Since such, then, was the organization of the constitution, and the many were in slavery to the few, the people rose against the upper class. The strife was keen, and for a long time the two parties were ranged in hostile camps against one another, till at last, by common consent, they appointed Solon to be mediator and Archon, and committed the whole constitution to his hands. The immediate occasion of his appointment was his poem, which begins with the words:

I behold, and within my heart deep sadness has claimed its place,
As I mark the oldest home of the ancient Ionian race
Slain by the sword.

In this poem he fights and disputes on behalf of each party in turn against the other, and finally he advises them to come to terms and put an end to the quarrel existing between them. By birth and reputation Solon was one of the foremost men of the day, but in wealth and position he was of the middle class, as is generally agreed, and is, indeed, established by his own evidence in these poems, where he exhorts the wealthy not to be grasping.

But ye who have store of good, who are sated and overflow,
Restrain your swelling soul, and still it and keep it low:
Let the heart that is great within you be trained a lowlier way;
Ye shall not have all at your will, and we will not for ever obey.

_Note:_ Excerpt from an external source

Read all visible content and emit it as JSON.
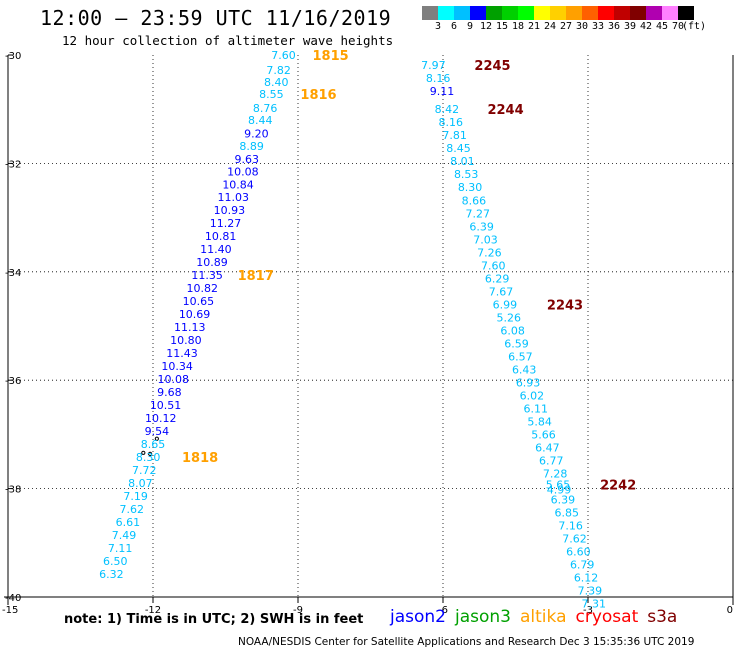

Indeed, he constantly fastens the blame of the conflict on the rich; and accordingly at the beginning of the poem he says that he fears 'the love of wealth and an overweening mind', evidently meaning that it was through these that the quarrel arose.

Part 6

As soon as he was at the head of affairs, Solon liberated the people once and for all, by prohibiting all loans on the security of the debtor's person: and in addition he made laws by which he cancelled all debts, public and private. This measure is commonly called the Seisachtheia [= removal of burdens], since thereby the people had their loads removed from them. In connexion with it some persons try to traduce the character of Solon. It so happened that, when he was about to enact the Seisachtheia, he communicated his intention to some members of the upper class, whereupon, as the partisans of the popular party say, his friends stole a march on him; while those who wish to attack his character maintain that he too had a share in the fraud himself. For these persons borrowed money and bought up a large amount of land, and so when, a short time afterwards, all debts were cancelled, they became wealthy; and this, they say, was the origin of the families which were afterwards looked on as having been wealthy from primeval times. However, the story of the popular party is by far the most probable. A man who was so moderate and public-spirited in all his other actions, that when it was within his power to put his fellow-citizens beneath his feet and establish himself as tyrant, he preferred instead to incur the hostility of both parties by placing his honour and the general welfare above his personal aggrandisement, is not likely to have consented to defile his hands by such a petty and palpable fraud. That he had this absolute power is, in the first place, indicated by the desperate condition the country; moreover, he mentions it himself repeatedly in his poems, and it is universally admitted. We are therefore bound to consider this accusation to be false.